You know something I’ve heard people say a whole lot that I think is a bunch of poppycock? God only gives us what we can handle. I say this as a regular and active observer of people in a wide variety of emotional situations. The people who returned me to the humane society. The people who cared for me at the humane society. And even my current people in my forever home.
Person one says this to person two, who generally nods and accepts a hug from person one. Person two thanks person one for the for the sentiment. Then, shortly after person one has either left or ended that portion of the conversation, person two gets really upset.
“God only gives us what we can handle?!” they say (sometimes scream). “I’ve never heard something so ridiculous/stupid/untrue/insert-swear-word-here in my life.” I’ve been witness to this verbal exchange often enough that not only do I recognize it, but I find myself wishing I could somehow console the clearly suffering person. I try, in my way, but I know there’s no antidote to their emotional strife.
Just like I was separated from my mom too soon, my forever mom was taken away from her dad.
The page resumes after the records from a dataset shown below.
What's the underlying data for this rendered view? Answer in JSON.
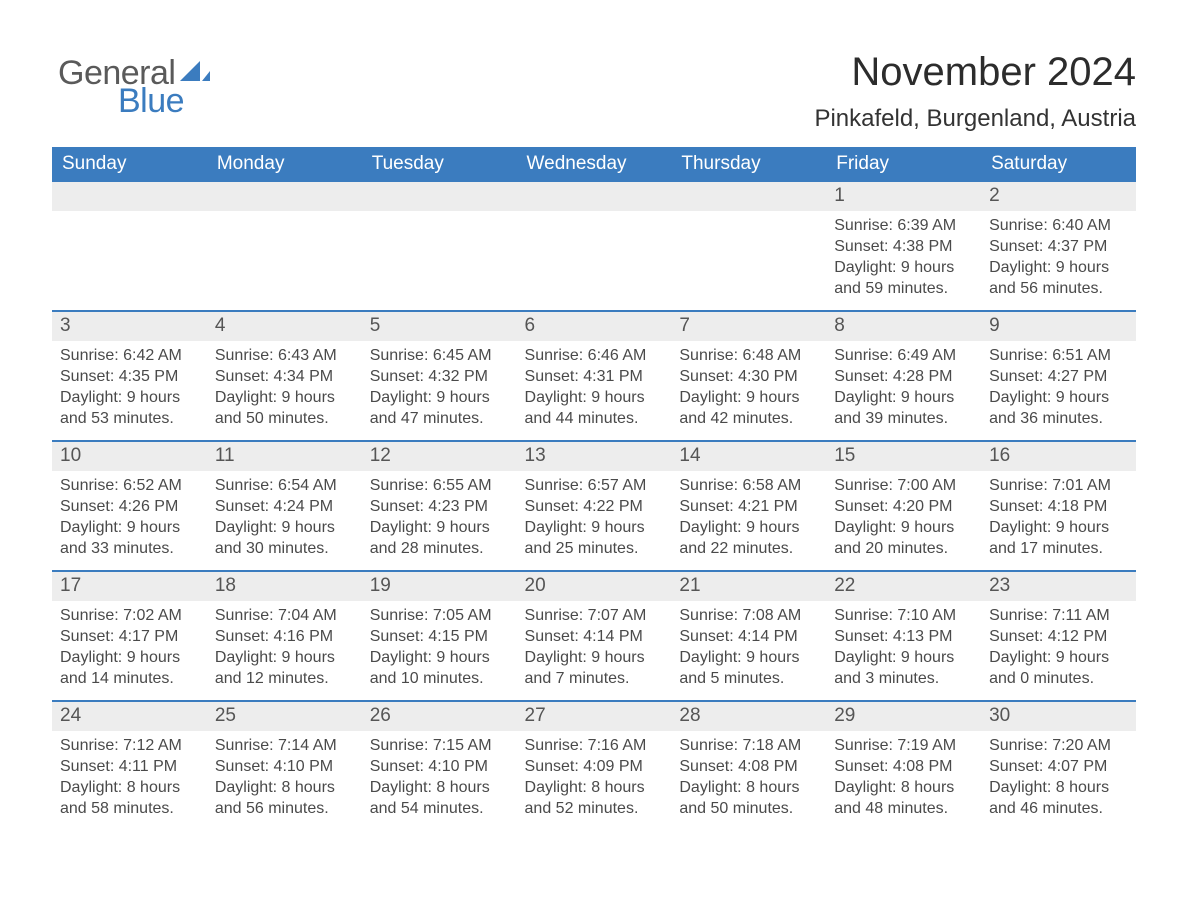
{
  "logo": {
    "word_a": "General",
    "word_b": "Blue"
  },
  "title": "November 2024",
  "location": "Pinkafeld, Burgenland, Austria",
  "colors": {
    "accent": "#3b7cbf",
    "cell_bg": "#ededed",
    "background": "#ffffff",
    "text": "#3a3a3a",
    "logo_grey": "#5a5a5a"
  },
  "weekdays": [
    "Sunday",
    "Monday",
    "Tuesday",
    "Wednesday",
    "Thursday",
    "Friday",
    "Saturday"
  ],
  "weeks": [
    [
      null,
      null,
      null,
      null,
      null,
      {
        "d": "1",
        "sunrise": "6:39 AM",
        "sunset": "4:38 PM",
        "dl1": "Daylight: 9 hours",
        "dl2": "and 59 minutes."
      },
      {
        "d": "2",
        "sunrise": "6:40 AM",
        "sunset": "4:37 PM",
        "dl1": "Daylight: 9 hours",
        "dl2": "and 56 minutes."
      }
    ],
    [
      {
        "d": "3",
        "sunrise": "6:42 AM",
        "sunset": "4:35 PM",
        "dl1": "Daylight: 9 hours",
        "dl2": "and 53 minutes."
      },
      {
        "d": "4",
        "sunrise": "6:43 AM",
        "sunset": "4:34 PM",
        "dl1": "Daylight: 9 hours",
        "dl2": "and 50 minutes."
      },
      {
        "d": "5",
        "sunrise": "6:45 AM",
        "sunset": "4:32 PM",
        "dl1": "Daylight: 9 hours",
        "dl2": "and 47 minutes."
      },
      {
        "d": "6",
        "sunrise": "6:46 AM",
        "sunset": "4:31 PM",
        "dl1": "Daylight: 9 hours",
        "dl2": "and 44 minutes."
      },
      {
        "d": "7",
        "sunrise": "6:48 AM",
        "sunset": "4:30 PM",
        "dl1": "Daylight: 9 hours",
        "dl2": "and 42 minutes."
      },
      {
        "d": "8",
        "sunrise": "6:49 AM",
        "sunset": "4:28 PM",
        "dl1": "Daylight: 9 hours",
        "dl2": "and 39 minutes."
      },
      {
        "d": "9",
        "sunrise": "6:51 AM",
        "sunset": "4:27 PM",
        "dl1": "Daylight: 9 hours",
        "dl2": "and 36 minutes."
      }
    ],
    [
      {
        "d": "10",
        "sunrise": "6:52 AM",
        "sunset": "4:26 PM",
        "dl1": "Daylight: 9 hours",
        "dl2": "and 33 minutes."
      },
      {
        "d": "11",
        "sunrise": "6:54 AM",
        "sunset": "4:24 PM",
        "dl1": "Daylight: 9 hours",
        "dl2": "and 30 minutes."
      },
      {
        "d": "12",
        "sunrise": "6:55 AM",
        "sunset": "4:23 PM",
        "dl1": "Daylight: 9 hours",
        "dl2": "and 28 minutes."
      },
      {
        "d": "13",
        "sunrise": "6:57 AM",
        "sunset": "4:22 PM",
        "dl1": "Daylight: 9 hours",
        "dl2": "and 25 minutes."
      },
      {
        "d": "14",
        "sunrise": "6:58 AM",
        "sunset": "4:21 PM",
        "dl1": "Daylight: 9 hours",
        "dl2": "and 22 minutes."
      },
      {
        "d": "15",
        "sunrise": "7:00 AM",
        "sunset": "4:20 PM",
        "dl1": "Daylight: 9 hours",
        "dl2": "and 20 minutes."
      },
      {
        "d": "16",
        "sunrise": "7:01 AM",
        "sunset": "4:18 PM",
        "dl1": "Daylight: 9 hours",
        "dl2": "and 17 minutes."
      }
    ],
    [
      {
        "d": "17",
        "sunrise": "7:02 AM",
        "sunset": "4:17 PM",
        "dl1": "Daylight: 9 hours",
        "dl2": "and 14 minutes."
      },
      {
        "d": "18",
        "sunrise": "7:04 AM",
        "sunset": "4:16 PM",
        "dl1": "Daylight: 9 hours",
        "dl2": "and 12 minutes."
      },
      {
        "d": "19",
        "sunrise": "7:05 AM",
        "sunset": "4:15 PM",
        "dl1": "Daylight: 9 hours",
        "dl2": "and 10 minutes."
      },
      {
        "d": "20",
        "sunrise": "7:07 AM",
        "sunset": "4:14 PM",
        "dl1": "Daylight: 9 hours",
        "dl2": "and 7 minutes."
      },
      {
        "d": "21",
        "sunrise": "7:08 AM",
        "sunset": "4:14 PM",
        "dl1": "Daylight: 9 hours",
        "dl2": "and 5 minutes."
      },
      {
        "d": "22",
        "sunrise": "7:10 AM",
        "sunset": "4:13 PM",
        "dl1": "Daylight: 9 hours",
        "dl2": "and 3 minutes."
      },
      {
        "d": "23",
        "sunrise": "7:11 AM",
        "sunset": "4:12 PM",
        "dl1": "Daylight: 9 hours",
        "dl2": "and 0 minutes."
      }
    ],
    [
      {
        "d": "24",
        "sunrise": "7:12 AM",
        "sunset": "4:11 PM",
        "dl1": "Daylight: 8 hours",
        "dl2": "and 58 minutes."
      },
      {
        "d": "25",
        "sunrise": "7:14 AM",
        "sunset": "4:10 PM",
        "dl1": "Daylight: 8 hours",
        "dl2": "and 56 minutes."
      },
      {
        "d": "26",
        "sunrise": "7:15 AM",
        "sunset": "4:10 PM",
        "dl1": "Daylight: 8 hours",
        "dl2": "and 54 minutes."
      },
      {
        "d": "27",
        "sunrise": "7:16 AM",
        "sunset": "4:09 PM",
        "dl1": "Daylight: 8 hours",
        "dl2": "and 52 minutes."
      },
      {
        "d": "28",
        "sunrise": "7:18 AM",
        "sunset": "4:08 PM",
        "dl1": "Daylight: 8 hours",
        "dl2": "and 50 minutes."
      },
      {
        "d": "29",
        "sunrise": "7:19 AM",
        "sunset": "4:08 PM",
        "dl1": "Daylight: 8 hours",
        "dl2": "and 48 minutes."
      },
      {
        "d": "30",
        "sunrise": "7:20 AM",
        "sunset": "4:07 PM",
        "dl1": "Daylight: 8 hours",
        "dl2": "and 46 minutes."
      }
    ]
  ],
  "labels": {
    "sunrise": "Sunrise: ",
    "sunset": "Sunset: "
  }
}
He was gone before I could have met him, but from what I can tell, he was a pretty neat guy. Not a born dog lover, but I know my charms would have easily won him over. He died suddenly, and I know mom has struggled with that.
More than once I’ve seen her stop and look away from herself in the mirror, just like Breathnach talks about in today’s challenge to be who you were meant to be. I’ve seen her cry, and heard her question her direction in life. Sometimes she talks to me about her feelings and I wish more than anything I could tell her I understand (at least the majority) of what she’s saying. I wish so badly I could comfort her in a better way than those that say that silly thing about what we can or cannot handle.
As my number one fan, I know she is reading my blog, so I will share with her what I would share from my experience with Simple Abundance today.
“Turn away from the world this year and begin to listen,” Breathnach writes. “Listen to the whispers of your heart. Look within. Your silent companion has lit lanterns of love to illuminate the path to Wholeness. At long last, the journey you were destined to take has begun.”
I love you mom. Let me be a lantern of love for you this year.